Additional information can be found at the following link: https://docs.github.com/en/free-pro-team@latest/github/working-with-github-pages/testing-your-github-pages-site-locally-with-jekyll

Locally using Docker

If not already installed on your machine, install Docker. From the root of the elixir-toolkit-theme directory, run:

docker run -it --rm -p [::1]:4000:4000 -v $PWD:/srv/jekyll jekyll/jekyll:latest /bin/bash -c "chmod a+w /srv/jekyll/Gemfile.lock && chmod 777 /srv/jekyll && bundle install && bundle exec jekyll serve --host 0.0.0.0"

This will start the docker container and serve the website locally. Make sure the .\_site is not yet created to avoid permission errors.
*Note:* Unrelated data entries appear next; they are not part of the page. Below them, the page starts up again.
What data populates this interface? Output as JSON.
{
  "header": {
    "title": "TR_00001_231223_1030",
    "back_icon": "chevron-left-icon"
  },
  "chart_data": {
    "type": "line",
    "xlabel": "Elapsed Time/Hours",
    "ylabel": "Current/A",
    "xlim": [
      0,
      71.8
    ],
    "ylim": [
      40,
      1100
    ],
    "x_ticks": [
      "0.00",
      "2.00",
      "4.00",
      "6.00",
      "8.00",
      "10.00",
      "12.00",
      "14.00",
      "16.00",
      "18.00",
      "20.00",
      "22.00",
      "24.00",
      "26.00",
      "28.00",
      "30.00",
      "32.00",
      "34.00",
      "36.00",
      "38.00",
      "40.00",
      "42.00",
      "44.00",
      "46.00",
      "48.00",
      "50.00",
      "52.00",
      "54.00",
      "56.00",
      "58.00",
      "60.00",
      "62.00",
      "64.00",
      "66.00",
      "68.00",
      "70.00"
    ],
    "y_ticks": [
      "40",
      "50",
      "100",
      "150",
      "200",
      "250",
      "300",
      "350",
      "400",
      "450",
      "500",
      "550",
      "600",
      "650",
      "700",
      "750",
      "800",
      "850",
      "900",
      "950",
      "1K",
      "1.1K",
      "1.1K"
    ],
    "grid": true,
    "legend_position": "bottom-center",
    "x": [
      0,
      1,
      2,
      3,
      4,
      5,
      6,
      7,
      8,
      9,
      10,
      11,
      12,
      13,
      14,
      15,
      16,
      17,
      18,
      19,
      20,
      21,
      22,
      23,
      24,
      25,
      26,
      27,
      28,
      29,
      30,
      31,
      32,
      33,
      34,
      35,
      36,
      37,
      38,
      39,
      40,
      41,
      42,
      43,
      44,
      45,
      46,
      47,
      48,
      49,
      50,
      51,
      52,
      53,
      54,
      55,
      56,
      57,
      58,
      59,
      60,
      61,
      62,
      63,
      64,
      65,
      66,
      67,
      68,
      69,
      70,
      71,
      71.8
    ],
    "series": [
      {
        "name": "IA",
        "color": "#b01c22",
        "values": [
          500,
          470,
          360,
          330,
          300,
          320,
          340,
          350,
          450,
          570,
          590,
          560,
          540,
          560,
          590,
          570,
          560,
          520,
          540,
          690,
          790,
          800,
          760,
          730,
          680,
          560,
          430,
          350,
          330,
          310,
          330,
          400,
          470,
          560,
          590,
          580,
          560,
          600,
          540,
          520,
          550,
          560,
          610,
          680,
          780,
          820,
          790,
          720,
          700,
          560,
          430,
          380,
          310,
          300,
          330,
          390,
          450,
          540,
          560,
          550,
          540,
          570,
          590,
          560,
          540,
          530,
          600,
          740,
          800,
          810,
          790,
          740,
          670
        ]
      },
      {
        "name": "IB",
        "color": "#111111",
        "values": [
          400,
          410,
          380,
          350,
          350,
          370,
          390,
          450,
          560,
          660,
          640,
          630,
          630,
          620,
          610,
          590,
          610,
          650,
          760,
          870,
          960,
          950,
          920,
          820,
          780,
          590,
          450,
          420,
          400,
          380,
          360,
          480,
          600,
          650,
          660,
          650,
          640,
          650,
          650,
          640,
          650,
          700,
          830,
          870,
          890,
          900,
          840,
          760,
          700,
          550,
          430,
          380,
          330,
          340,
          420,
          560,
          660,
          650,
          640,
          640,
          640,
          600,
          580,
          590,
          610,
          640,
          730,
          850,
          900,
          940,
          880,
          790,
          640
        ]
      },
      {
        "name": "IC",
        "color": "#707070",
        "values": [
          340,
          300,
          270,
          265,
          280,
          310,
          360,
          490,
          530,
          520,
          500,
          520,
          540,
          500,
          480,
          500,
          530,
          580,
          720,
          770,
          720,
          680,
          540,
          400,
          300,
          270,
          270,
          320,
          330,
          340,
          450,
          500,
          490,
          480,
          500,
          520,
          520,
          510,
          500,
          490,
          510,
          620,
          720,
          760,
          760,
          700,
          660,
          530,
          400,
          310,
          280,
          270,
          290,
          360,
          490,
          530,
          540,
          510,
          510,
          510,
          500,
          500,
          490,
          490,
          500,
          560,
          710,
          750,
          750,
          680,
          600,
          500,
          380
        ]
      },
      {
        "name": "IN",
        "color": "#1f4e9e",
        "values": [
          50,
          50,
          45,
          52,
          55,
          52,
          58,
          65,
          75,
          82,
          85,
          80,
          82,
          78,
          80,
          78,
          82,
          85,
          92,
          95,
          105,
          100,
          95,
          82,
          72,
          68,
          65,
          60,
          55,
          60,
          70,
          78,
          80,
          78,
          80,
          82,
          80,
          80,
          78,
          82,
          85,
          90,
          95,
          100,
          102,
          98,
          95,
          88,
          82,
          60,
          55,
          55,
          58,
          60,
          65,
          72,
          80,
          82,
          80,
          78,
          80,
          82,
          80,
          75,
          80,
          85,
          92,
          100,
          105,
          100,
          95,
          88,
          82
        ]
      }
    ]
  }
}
This theme is known to be used in

Dependencies

This theme would not be possible without following open source projects:

  • Bootstrap5 - As main CSS framework
  • DataTables - To generate tables that are sortable, searchable and contain pagination
  • AnchorJS - Adds deep anchor links to the headings
  • lunr.js - Main tool behind the search bar enabling content search
  • jQuery - A fast, small, and feature-rich JavaScript library for easy scripting
  • jekyll-table-of-contents - Lightweight JS script to render the table of contents
  • jQuery Navgoco Menus - Multi-level slide navigation with accordion effect
  • Font-Awesome - The famous icon library
  • flag-icons - A curated collection of all country flags in SVG + css integration
  • clipboard.js - Modern copy to clipboard. No Flash. Just 3kb gzipped clipboard.

Attribution

If you like our work, you can add following badge to the readme of your project:

[![theme badge](https://img.shields.io/badge/ELIXIR%20toolkit%20theme-jekyll-blue?color=0d6efd)](https://github.com/ELIXIR-Belgium/elixir-toolkit-theme)

theme badge

License

The theme is available as open source under the terms of the MIT License.